Bridging the range gap between Beethoven and The Weeknd is Adele. The British singer songwriter’s 2015 global smash hit ‘Hello’ was found to create an arresting backdrop for some test drivers.
The song’s slower pace is offset by building crescendos, encouraging a more emotive driving style that also had the potential to reduce the EV6’s driving range during the test, though not as much as faster-paced tracks
Data from the two-day test study assessing the impact of different music genres on EV6 drivers following a pre-set 18-mile (29km) driving route and how those factors influence real-world range, concluded several things:
- On average, drivers lost 25 percent in range expenditure versus real-world miles over the total test route with an average range expenditure of 22.48 miles.
- Classical music at 111 beats per minute (BPM), such as Beethoven’s ‘Symphony No. 9’ played for 32.5 percent of playlist, resulted in a range expenditure of just 7.7 percent.
- Up-tempo pop at 171 BPM, such as The Weeknd’s ‘Blinding Lights’ played for 10.4 percent of the playlist, resulted in an increased range expenditure of 23.6 percent.
- Soul ballad music at 79 BPM, such as Adele’s ‘Hello’ played for 15.3 percent of playlist, saw a range expenditure of 13.3 percent.
A diverse set of participants were chosen for the study.

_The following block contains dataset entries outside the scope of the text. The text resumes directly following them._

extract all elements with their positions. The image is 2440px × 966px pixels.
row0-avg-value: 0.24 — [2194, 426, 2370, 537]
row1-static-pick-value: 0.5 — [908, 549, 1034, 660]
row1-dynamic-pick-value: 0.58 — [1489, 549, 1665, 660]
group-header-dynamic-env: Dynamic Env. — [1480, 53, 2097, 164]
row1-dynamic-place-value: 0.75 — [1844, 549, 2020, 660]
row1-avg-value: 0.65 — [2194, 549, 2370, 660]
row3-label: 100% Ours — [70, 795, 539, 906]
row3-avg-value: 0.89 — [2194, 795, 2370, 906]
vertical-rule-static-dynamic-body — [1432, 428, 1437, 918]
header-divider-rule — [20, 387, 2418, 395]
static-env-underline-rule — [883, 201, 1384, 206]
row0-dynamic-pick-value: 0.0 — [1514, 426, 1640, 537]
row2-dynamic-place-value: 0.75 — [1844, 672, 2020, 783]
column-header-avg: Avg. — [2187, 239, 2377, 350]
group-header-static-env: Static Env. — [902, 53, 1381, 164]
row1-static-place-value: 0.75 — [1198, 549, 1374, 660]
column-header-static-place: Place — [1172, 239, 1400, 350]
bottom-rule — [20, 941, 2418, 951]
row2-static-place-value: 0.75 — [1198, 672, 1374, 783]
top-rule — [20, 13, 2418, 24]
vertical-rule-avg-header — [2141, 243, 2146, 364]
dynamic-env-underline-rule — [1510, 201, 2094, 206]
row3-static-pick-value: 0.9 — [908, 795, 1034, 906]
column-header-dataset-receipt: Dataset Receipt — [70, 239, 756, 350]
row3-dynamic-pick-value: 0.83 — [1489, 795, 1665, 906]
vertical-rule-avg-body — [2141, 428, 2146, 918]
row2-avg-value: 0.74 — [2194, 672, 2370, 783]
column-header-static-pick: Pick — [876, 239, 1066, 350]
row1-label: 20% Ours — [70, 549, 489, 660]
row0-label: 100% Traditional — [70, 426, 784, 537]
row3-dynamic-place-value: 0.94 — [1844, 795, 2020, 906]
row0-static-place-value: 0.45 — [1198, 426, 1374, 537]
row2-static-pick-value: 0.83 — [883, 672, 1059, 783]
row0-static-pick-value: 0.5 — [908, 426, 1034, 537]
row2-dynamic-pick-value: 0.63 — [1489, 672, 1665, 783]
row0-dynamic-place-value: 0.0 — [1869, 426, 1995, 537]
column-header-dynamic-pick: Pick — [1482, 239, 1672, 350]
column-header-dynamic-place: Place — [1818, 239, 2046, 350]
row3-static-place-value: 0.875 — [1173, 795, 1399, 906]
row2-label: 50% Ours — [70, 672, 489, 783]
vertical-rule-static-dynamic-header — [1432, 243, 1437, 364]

The group had no prior knowledge of the carefully selected test route nor the pre-set tracklist. Testing took place across two days, with a start point at Meridian Audio’s Huntingdon headquarters in Cambridgeshire, UK.
The carefully chosen 18-mile (29km) loop covered typical everyday EV6 usage including commuter travel, school run routes and shopping errand scenarios.
As a result, the test route combined stop/start in-town traffic, busy roundabouts, and tight residential roads with free-flowing dual carriageways, fast inland open stretches, and dynamic and twisty country roads.
The carefully curated tracklist was added to the EV6’s infotainment system and tailored to take the test drivers on a contrasting sonic journey. The tracks were played in the same order (see below) for each test, with aspects such as volume, bass and treble all set to the same level for each drive.
- Tycho – ‘Awake’
- Adele – ‘Hello’
- The Weeknd – ‘Blinding Lights’
- Anna Meredith – ‘Nautilus’
- Kanye West – ‘Fade’
- Beethoven – ‘Symphony No. 9 in D Minor, Op.125 “Choral”:2 (Molto vivace)’
The EV6’s audio settings were checked before the start of each test to ensure all levels and elements remained the same. A ‘control’ run was also carried out with no music.
Drivers weren’t fully briefed on what the research was exploring and tracks on the playlist didn’t necessarily correlate with the same sections of road from one driver to the next, due to changing road conditions and driver behaviour. The results, therefore, suggest a correlation between certain types of music and greater or reduced energy use.
This difference in range expenditure was shocking for us at here ElectricDrives because we often drive with more upbeat music. We now know that in future to increase range, especially on longer journeys, we will listen to something more sedate.